Information from many small and medium-sized enterprises in HCMC also shows that, although many commercial banks have launched support packages with interest rates at 5-6 percent per annum, it is difficult for businesses to access because they are not eligible for loans.

Stabilizing interest rates for production

Despite the above fact, many economic experts said that lending interest rates in priority areas would still be controlled at a low level.
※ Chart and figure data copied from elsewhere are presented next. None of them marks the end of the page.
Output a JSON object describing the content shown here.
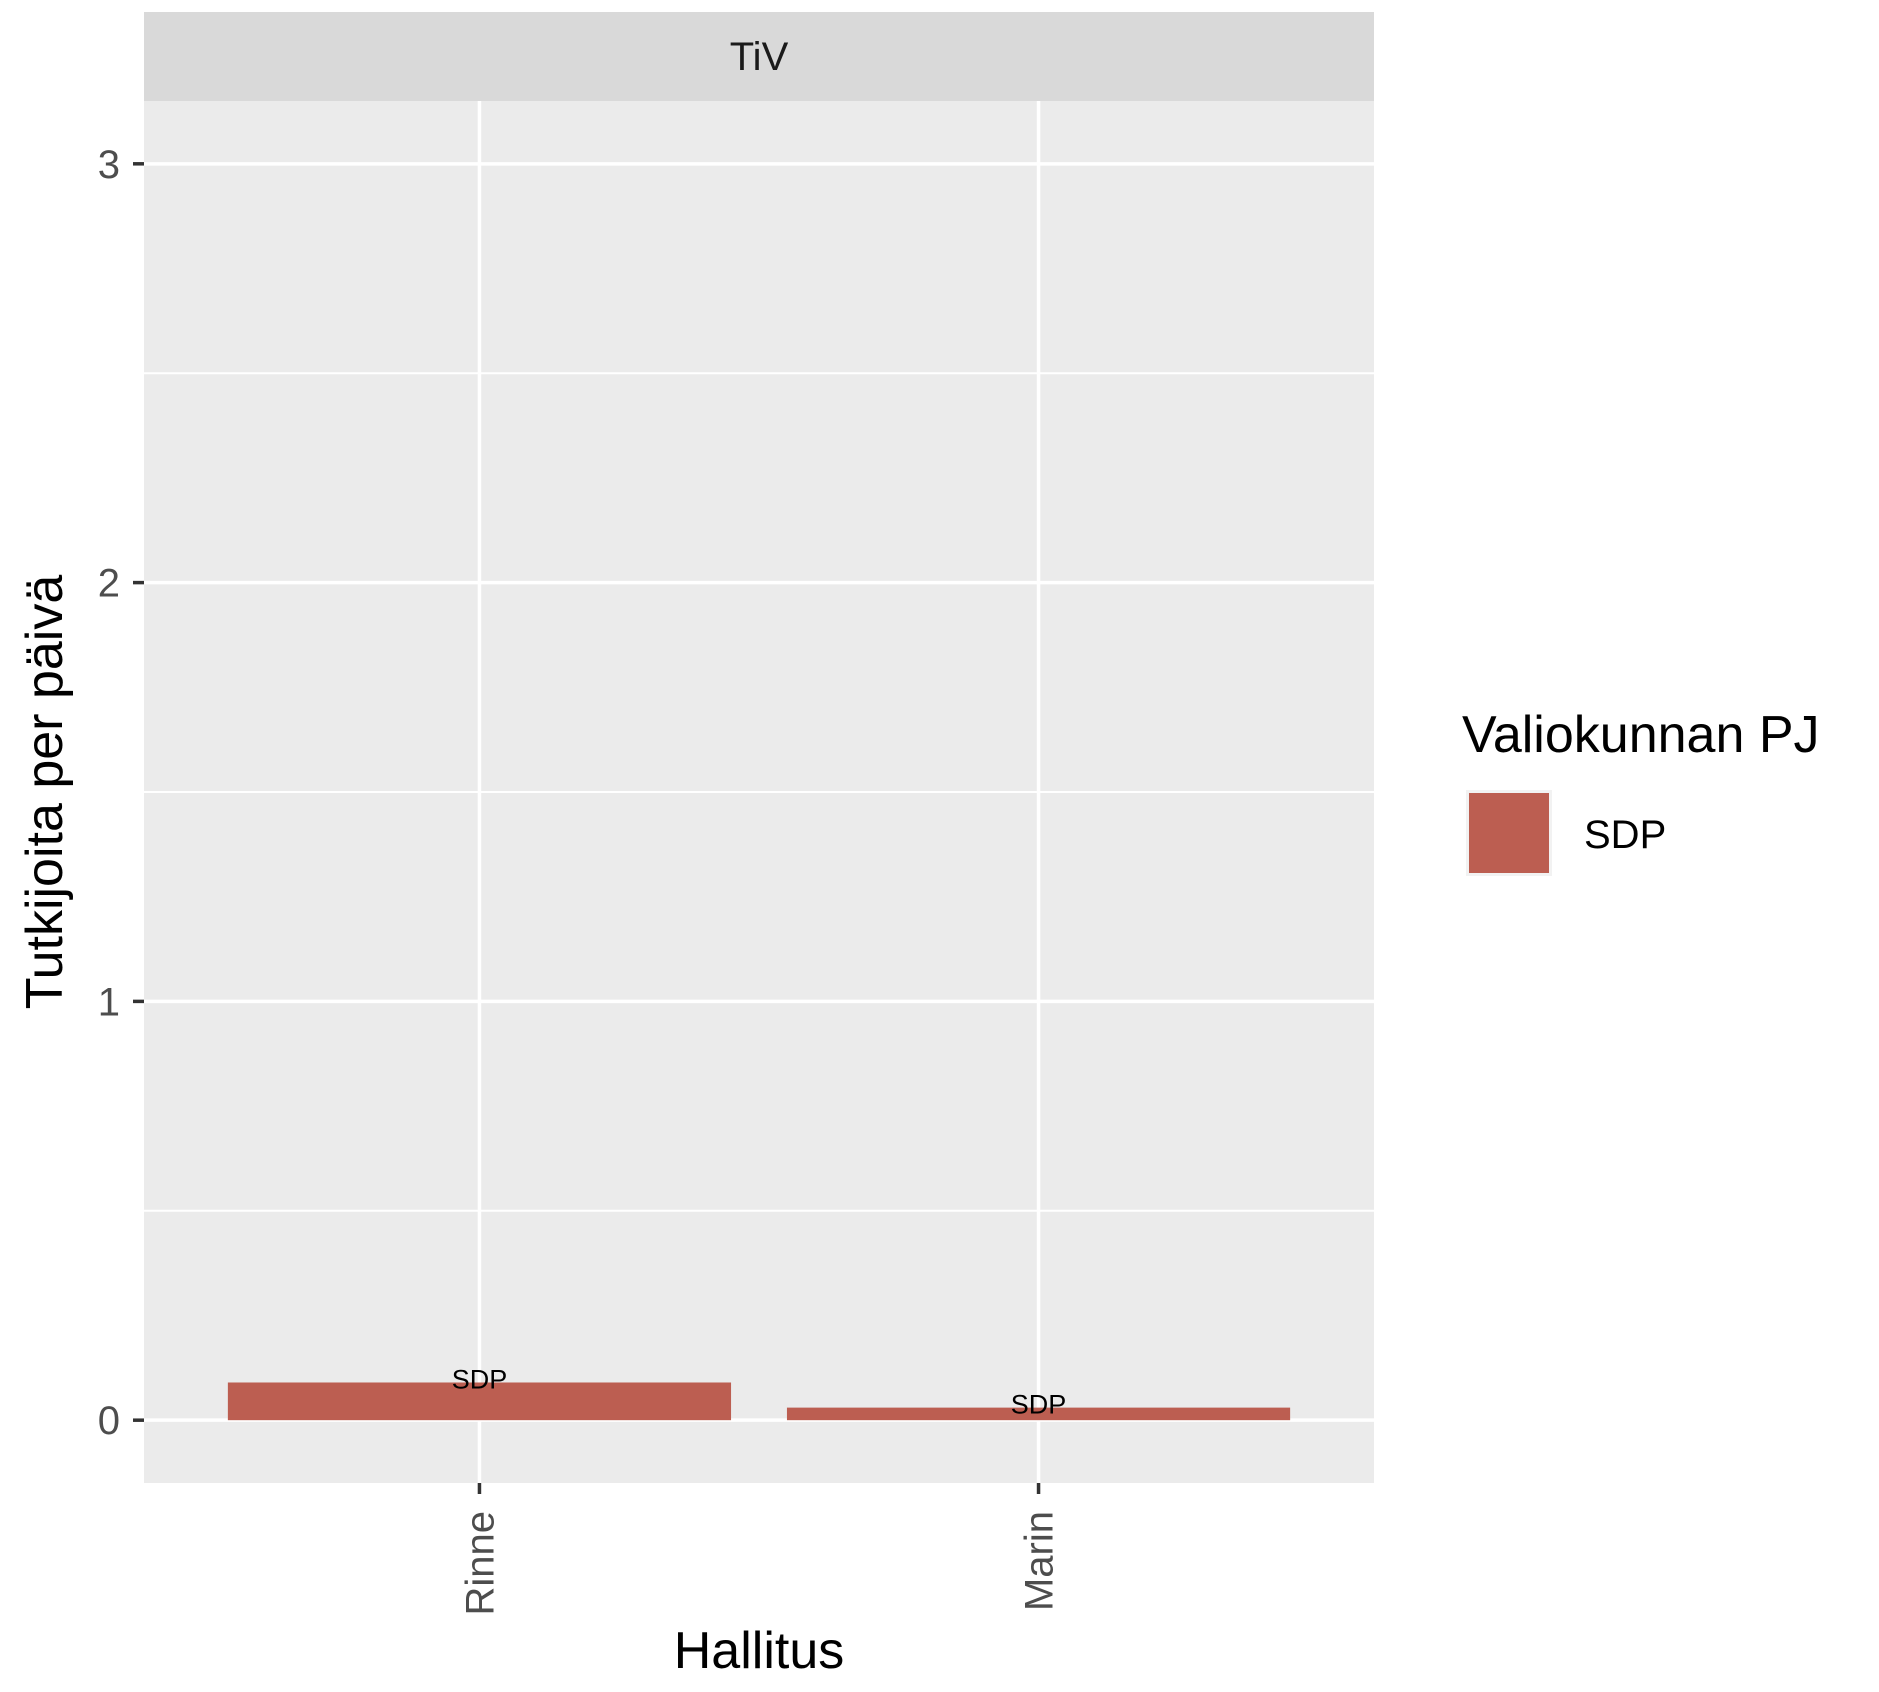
{
  "chart_data": {
    "type": "bar",
    "facet": "TiV",
    "categories": [
      "Rinne",
      "Marin"
    ],
    "series": [
      {
        "name": "SDP",
        "values": [
          0.09,
          0.03
        ],
        "labels": [
          "SDP",
          "SDP"
        ],
        "color": "#BC5E51"
      }
    ],
    "xlabel": "Hallitus",
    "ylabel": "Tutkijoita per päivä",
    "ylim": [
      -0.15,
      3.15
    ],
    "yticks": [
      0,
      1,
      2,
      3
    ],
    "ytick_labels": [
      "0",
      "1",
      "2",
      "3"
    ],
    "grid": true,
    "legend": {
      "title": "Valiokunnan PJ",
      "position": "right",
      "entries": [
        {
          "label": "SDP",
          "color": "#BC5E51"
        }
      ]
    },
    "colors": {
      "panel": "#EBEBEB",
      "strip": "#D9D9D9",
      "grid": "#FFFFFF",
      "text": "#4D4D4D",
      "title_text": "#1A1A1A"
    }
  }
}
Dr. Le Xuan Nghia, a member of the National Financial and Monetary Policy Advisory Council, forecasts that the deposit interest rate will edge up this year, but the lending interest rates will not jump suddenly because the State Bank of Vietnam (SBV) tightly controls the money supply. And when the money supply is controlled, cost-push inflation will also be curtailed quickly, so interest rates will hardly be pushed up too high.
Enterprises worry about lending rate increase pressure  ảnh 2 Many commercial banks increase deposit interest rates to attract capital. (Photo: SGGP)
An expert at VnDirect Securities also said that inflationary pressure is unlikely to reverse the SBV's monetary policy, at least in the next 3-6 months. According to him, the SBV will maintain the loose monetary policy at least until the end of the second quarter of 2022. In addition, the SBV still prioritizes the goal of maintaining low lending interest rates to support businesses and the economy to recover after the pandemic, so lending interest rates in the production and business sector will remain at a stable level. The SBV has also directed credit institutions to reduce lending interest rates by 0.5-1 percentage points in 2022 and 2023, especially in priority areas. In Ho Chi Minh City, commercial banks said they would reduce lending interest rates for businesses and suppliers in the supply chain of goods in the market stabilization program this year. Specifically, they would offer a decrease of about 1.6 percentage points compared to the previous year, at 5.9-6.4 percent per annum for short-term loans and 6.5-10 percent per annum for medium and long-term loans. The leader of a commercial bank in HCMC said that although the deposit interest rates have risen compared to 2021, the bank's lending interest rates would remain low in 2022. Maintaining low lending rates is not only to implement the direction of the Government and the SBV but also to reduce operating costs by increasing services to attract cheap capital flows when the ratio of CASA deposits (non-term deposits) is increasing. This move helps banks maintain low lending rates. “Shortly, when the Government deploys the interest rate support package, about VND20 trillion of interest rate aid will be injected, equivalent to about VND1 quadrillion ($43.24 billion) of cheap credit to help businesses recover from the pandemic. Thus, enterprises should not worry about the high lending interest rate," said a leader of a commercial bank. Assoc. Prof.-Dr. Tran Hoang Ngan, Director of HCMC Institute for Development Studies, assessed further that in the context of inflationary pressure and high raw material prices, the SBV would operate interest rates stably because if the lending interest rate increases, it will affect the recovery process of enterprises that are still facing many difficulties. Besides, if the lending interest rate increases, the launch of the interest rate support package for enterprises in the near future will not have much significance.
Mr. Nguyen Duc Long, Director of Monetary Forecasting and Statistics Department (SBV):

Over the past time, the SBV has strictly controlled monetary indicators to ensure the ability to control inflation not only for this year but also for the following years. Specifically, the credit growth target has always been strictly controlled by the SBV by offering many solutions to direct credit flows into production and business sectors and limit credit to risky areas. Besides, the SBV also has many measures to stabilize market liquidity and maintain a reasonable interbank interest rate level.

These factors have contributed to controlling inflation in the past time. It is also the basis for reducing interest rates or maintaining low lending rates to actively support the recovery of businesses.